When it established the no-cost provisions for preventive care, Congress relied on the recommendations of three federal agencies: the Advisory Committee on Immunization Practices (ACIP) for vaccines and immunizations, the Preventive Services Task Force (PSTF) for general adult preventive services and screening, and the Health Resources and Services Administration (HRSA) for children’s and women’s preventive services and screenings, he added.
In his ruling, O’Connor explained that the plaintiffs include Braidwood Management Inc., which he described as “a Christian for-profit corporation” that provides health insurance to its 70 workers through a self-insured health plan. Braidwood’s management wants to provide health insurance that excludes coverage of preventive care such as contraceptives and PrEP drugs because Braidwood and other plaintiffs in the case object to covering those services on religious grounds, he added. And Braidwood management wants the option to impose copayments or deductibles for preventive care. “Plaintiffs argue that defendants’ enforcement of the preventive-care mandates limits their ability to obtain or provide insurance that excludes their unwanted coverage,” O’Connor wrote.
Jost explained that O’Connor ruled that the requirement that self-funded plans and insurers cover PrEP violated the plaintiffs’ rights under the Religious Freedom Restoration Act, which requires that the government use the least restrictive means of promoting a compelling governmental interest when it burdens religious freedom. “The court said that the PrEP coverage requirement was not the least restrictive means to promoting a compelling governmental interest with respect to Braidwood,” Jost wrote.

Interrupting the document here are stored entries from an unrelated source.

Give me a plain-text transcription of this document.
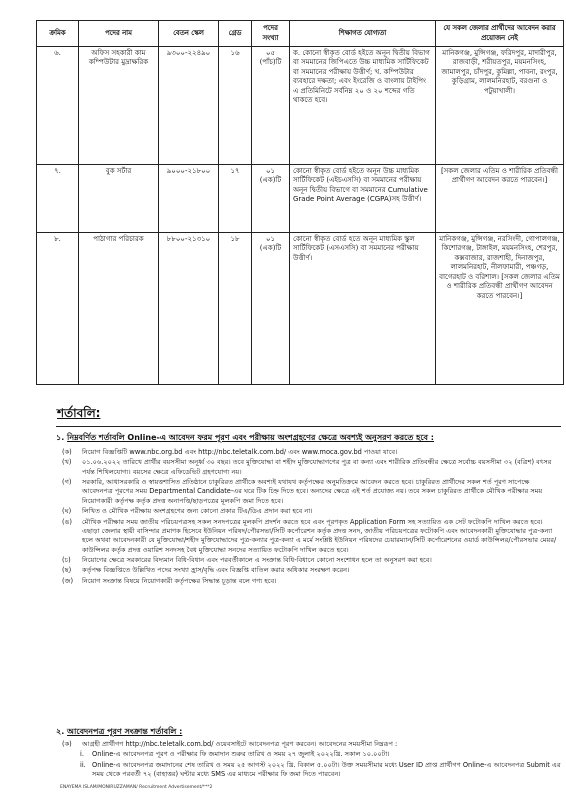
ক্রমিক	পদের নাম	বেতন স্কেল	গ্রেড	পদের সংখ্যা	শিক্ষাগত যোগ্যতা	যে সকল জেলার প্রার্থীদের আবেদন করার প্রয়োজন নেই
৬.	অফিস সহকারী কাম কম্পিউটার মুদ্রাক্ষরিক	৯৩০০-২২৪৯০	১৬	০৫ (পাঁচ)টি	ক. কোনো স্বীকৃত বোর্ড হইতে অনূন দ্বিতীয় বিভাগ বা সমমানের জিপিএতে উচ্চ মাধ্যমিক সার্টিফিকেট বা সমমানের পরীক্ষায় উত্তীর্ণ; খ. কম্পিউটার ব্যবহারে দক্ষতা; এবং ইংরেজি ও বাংলায় টাইপিং এ প্রতিমিনিটে সর্বনিম্ন ২০ ও ২০ শব্দের গতি থাকতে হবে।	মানিকগঞ্জ, মুন্সিগঞ্জ, ফরিদপুর, মাদারীপুর, রাজবাড়ী, শরীয়তপুর, ময়মনসিংহ, জামালপুর, চাঁদপুর, কুমিল্লা, পাবনা, রংপুর, কুড়িগ্রাম, লালমনিরহাট, বরগুনা ও পটুয়াখালী।
৭.	বুক সর্টার	৯০০০-২১৮০০	১৭	০১ (এক)টি	কোনো স্বীকৃত বোর্ড হইতে অনূন উচ্চ মাধ্যমিক সার্টিফিকেট (এইচএসসি) বা সমমানের পরীক্ষায় অনূন দ্বিতীয় বিভাগে বা সমমানের Cumulative Grade Point Average (CGPA)সহ উত্তীর্ণ।	[সকল জেলার এতিম ও শারীরিক প্রতিবন্ধী প্রার্থীগণ আবেদন করতে পারবেন।]
৮.	পাঠাগার পরিচারক	৮৮০০-২১৩১০	১৮	০১ (এক)টি	কোনো স্বীকৃত বোর্ড হতে অনূন মাধ্যমিক স্কুল সার্টিফিকেট (এসএসসি) বা সমমানের পরীক্ষায় উত্তীর্ণ।	মানিকগঞ্জ, মুন্সিগঞ্জ, নরসিংদী, গোপালগঞ্জ, কিশোরগঞ্জ, টাঙ্গাইল, ময়মনসিংহ, শেরপুর, কক্সবাজার, রাজশাহী, দিনাজপুর, লালমনিরহাট, নীলফামারী, পঞ্চগড়, বাগেরহাট ও বরিশাল। [সকল জেলার এতিম ও শারীরিক প্রতিবন্ধী প্রার্থীগণ আবেদন করতে পারবেন।]
শর্তাবলি:
১. নিম্নবর্ণিত শর্তাবলি Online-এ আবেদন ফরম পূরণ এবং পরীক্ষায় অংশগ্রহণের ক্ষেত্রে অবশ্যই অনুসরণ করতে হবে :
(ক) নিয়োগ বিজ্ঞপ্তিটি www.nbc.org.bd এবং http://nbc.teletalk.com.bd/ এবং www.moca.gov.bd পাওয়া যাবে।
(খ) ০১.০৬.২০২২ তারিখে প্রার্থীর বয়সসীমা অনূর্ধ্ব ৩০ বছর। তবে মুক্তিযোদ্ধা বা শহীদ মুক্তিযোদ্ধাগণের পুত্র বা কন্যা এবং শারীরিক প্রতিবন্ধীর ক্ষেত্রে সর্বোচ্চ বয়সসীমা ৩২ (বত্রিশ) বৎসর পর্যন্ত শিথিলযোগ্য। বয়সের ক্ষেত্রে এফিডেভিট গ্রহণযোগ্য নয়।
(গ) সরকারি, আধাসরকারি ও স্বায়ত্তশাসিত প্রতিষ্ঠানে চাকুরিরত প্রার্থীকে অবশ্যই যথাযথ কর্তৃপক্ষের অনুমতিক্রমে আবেদন করতে হবে। চাকুরিরত প্রার্থীদের সকল শর্ত পূরণ সাপেক্ষে আবেদনপত্র পূরণের সময় Departmental Candidate-এর ঘরে টিক চিহ্ন দিতে হবে। অন্যদের ক্ষেত্রে এই শর্ত প্রযোজ্য নয়। তবে সকল চাকুরিরত প্রার্থীকে মৌখিক পরীক্ষার সময় নিয়োগকারী কর্তৃপক্ষ কর্তৃক প্রদত্ত অনাপত্তি/ছাড়পত্রের মূলকপি জমা দিতে হবে।
(ঘ) লিখিত ও মৌখিক পরীক্ষায় অংশগ্রহণের জন্য কোনো প্রকার টিএ/ডিএ প্রদান করা হবে না।
(ঙ) মৌখিক পরীক্ষার সময় জাতীয় পরিচয়পত্রসহ সকল সনদপত্রের মূলকপি প্রদর্শন করতে হবে এবং পূরণকৃত Application Form সহ সত্যায়িত এক সেট ফটোকপি দাখিল করতে হবে। এছাড়া জেলার স্থায়ী বাসিন্দার প্রমাণক হিসেবে ইউনিয়ন পরিষদ/পৌরসভা/সিটি কর্পোরেশন কর্তৃক প্রদত্ত সনদ, জাতীয় পরিচয়পত্রের ফটোকপি এবং আবেদনকারী মুক্তিযোদ্ধার পুত্র-কন্যা হলে অথবা আবেদনকারী যে মুক্তিযোদ্ধা/শহীদ মুক্তিযোদ্ধাদের পুত্র-কন্যার পুত্র-কন্যা এ মর্মে সংশ্লিষ্ট ইউনিয়ন পরিষদের চেয়ারম্যান/সিটি কর্পোরেশনের ওয়ার্ড কাউন্সিলর/পৌরসভার মেয়র/কাউন্সিলর কর্তৃক প্রদত্ত ওয়ারিশ সনদসহ বৈধ মুক্তিযোদ্ধা সনদের সত্যায়িত ফটোকপি দাখিল করতে হবে।
(চ) নিয়োগের ক্ষেত্রে সরকারের বিদ্যমান বিধি-বিধান এবং পরবর্তীকালে এ সংক্রান্ত বিধি-বিধানে কোনো সংশোধন হলে তা অনুসরণ করা হবে।
(ছ) কর্তৃপক্ষ বিজ্ঞপ্তিতে উল্লিখিত পদের সংখ্যা হ্রাস/বৃদ্ধি এবং বিজ্ঞপ্তি বাতিল করার অধিকার সংরক্ষণ করেন।
(জ) নিয়োগ সংক্রান্ত বিষয়ে নিয়োগকারী কর্তৃপক্ষের সিদ্ধান্ত চূড়ান্ত বলে গণ্য হবে।
২. আবেদনপত্র পূরণ সংক্রান্ত শর্তাবলি :
(ক) আগ্রহী প্রার্থীগণ http://nbc.teletalk.com.bd/ ওয়েবসাইটে আবেদনপত্র পূরণ করবেন। আবেদনের সময়সীমা নিম্নরূপ :
i. Online-এ আবেদনপত্র পূরণ ও পরীক্ষার ফি জমাদান শুরুর তারিখ ও সময় ২৭ জুলাই ২০২২খ্রি. সকাল ১০.০০টা।
ii. Online-এ আবেদনপত্র জমাদানের শেষ তারিখ ও সময় ২৫ আগস্ট ২০২২ খ্রি. বিকাল ৫.০০টা। উক্ত সময়সীমার মধ্যে User ID প্রাপ্ত প্রার্থীগণ Online-এ আবেদনপত্র Submit এর সময় থেকে পরবর্তী ৭২ (বাহাত্তর) ঘন্টার মধ্যে SMS এর মাধ্যমে পরীক্ষার ফি জমা দিতে পারবেন।
ENAYEMA ISLAM/MONIRUZZAMAN/ Recruitment Advertisement/***2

For journalists, one of the most important parts of Jost’s report is the last section under the heading, “What’s next?”
O’Connor did not block enforcement of the coverage requirements and did not specify whether such an order would be nationwide, for his district only, for all the named plaintiffs or only for Braidwood, Jost wrote. “These issues are held for further argument before Judge O’Connor,” he added.
In this case, it is likely that any order from O’Connor would be appealed to the Fifth Circuit Court of Appeals in New Orleans, which may uphold O’Connor’s ruling. If appellate court upholds O’Connor’s ruling, that decision would send the case to the U.S. Supreme Court. “If Judge O’Connor does issue a final order blocking the preventive services requirement, it may be stayed pending an appeal,” Jost noted.
Depending on what happens next, health insurers are unlikely to drop coverage without cost sharing for 2023, Jost wrote, but the case could lead to various health insurers offering different cost-sharing levels for services, which could make comparing plans more difficult, he added.
Most ominously, Jost wrote that a ruling in the case could make it easier for insurers to avoid covering consumers with certain health needs. “This would undermine another key goal of the ACA: making sure people are covered regardless of preexisting conditions,” he noted.